In publishing and design, ipsy lipsy lopsy lorum—commonly known as lorem ipsum—is placeholder, or dummy, text. The use of dummy text allows the typography and layout of a page to be designed without using the actual text. This is useful for many reasons: editing and design might be occurring simultaneously, and the manuscript is not ready for layout; the text might not be written at all, so the use of dummy text can determine the word count required; meaningful text can be distracting if the graphic elements are the main focus of a presentation; more words might need to be added and dummy text can be used as filler. Back when we used Quark instead of InDesign, there was a plug-in that allowed you to choose the language of your dummy text: Klingon was particularly popular! Lorem ipsum is based on a first-century text by Cicero, and although it looks Latin, the words have been scrambled and changed so that it is nonsense Latin. As for what you call it—placeholder, dummy, Latin, lorem ipsum—I’ve always called it ipsy lipsy lopsy lorum, or ipsy lipsy for short.

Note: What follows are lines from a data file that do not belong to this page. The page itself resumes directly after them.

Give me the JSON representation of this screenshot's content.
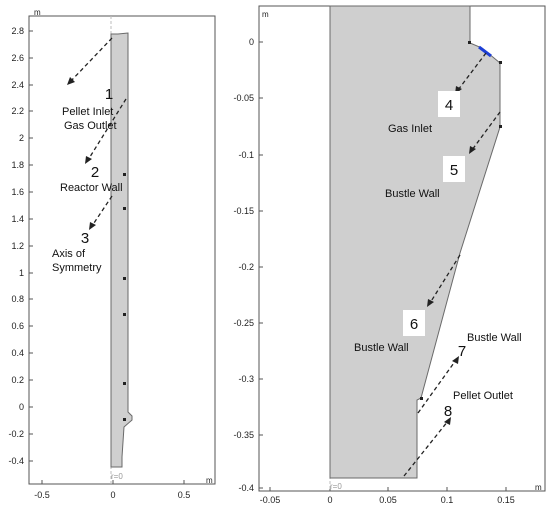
{
  "colors": {
    "body_fill": "#cfcfcf",
    "body_stroke": "#6a6a6a",
    "inlet_edge": "#1d3fd6",
    "axis_line": "#bdbdbd"
  },
  "left_panel": {
    "y_unit": "m",
    "x_unit": "m",
    "y_ticks": [
      "2.8",
      "2.6",
      "2.4",
      "2.2",
      "2",
      "1.8",
      "1.6",
      "1.4",
      "1.2",
      "1",
      "0.8",
      "0.6",
      "0.4",
      "0.2",
      "0",
      "-0.2",
      "-0.4"
    ],
    "x_ticks": [
      "-0.5",
      "0",
      "0.5"
    ],
    "axis_marker": "r=0",
    "labels": {
      "n1": "1",
      "t1a": "Pellet Inlet",
      "t1b": "Gas Outlet",
      "n2": "2",
      "t2": "Reactor Wall",
      "n3": "3",
      "t3a": "Axis of",
      "t3b": "Symmetry"
    }
  },
  "right_panel": {
    "y_unit": "m",
    "x_unit": "m",
    "y_ticks": [
      "0",
      "-0.05",
      "-0.1",
      "-0.15",
      "-0.2",
      "-0.25",
      "-0.3",
      "-0.35",
      "-0.4"
    ],
    "x_ticks": [
      "-0.05",
      "0",
      "0.05",
      "0.1",
      "0.15"
    ],
    "axis_marker": "r=0",
    "labels": {
      "n4": "4",
      "t4": "Gas Inlet",
      "n5": "5",
      "t5": "Bustle Wall",
      "n6": "6",
      "t6": "Bustle Wall",
      "n7": "7",
      "t7": "Bustle Wall",
      "n8": "8",
      "t8": "Pellet Outlet"
    }
  }
}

The last couple of weeks my routine has changed because I am temporarily working in-house. My assignment is with a publisher with whom I have an excellent longstanding relationship, and I regard them with great esteem. This closer-than-usual proximity to the inner workings of getting quality books to print has reminded me of the enormous effort that is put into checking and re-checking and checking again. My current morning routine includes doing the crossword and scanning the headlines, and it is clear that attention to detail—for that matter, a basic proofread—is not high on every publisher’s list.

Cut to 600 words


My husband has developed an uncanny knack for spotting typos and dummy text that has been published inadvertently. The first time I realised this was when he steered me towards the local bookshop window and stood back until I found it for myself—a glaring mistake on a poster for Kobo eBooks, so shocking that I was embarrassed to call myself a publishing professional. Apart from the usual typos and mis-use of punctuation he has found bullet points in authoritative books that read ‘one more point here if you can come up with one’ and paragraphs of ipsy lipsy lopsy lorum in tertiary textbooks. He came upon this instruction to the subs while reading the weekend paper on the iPad.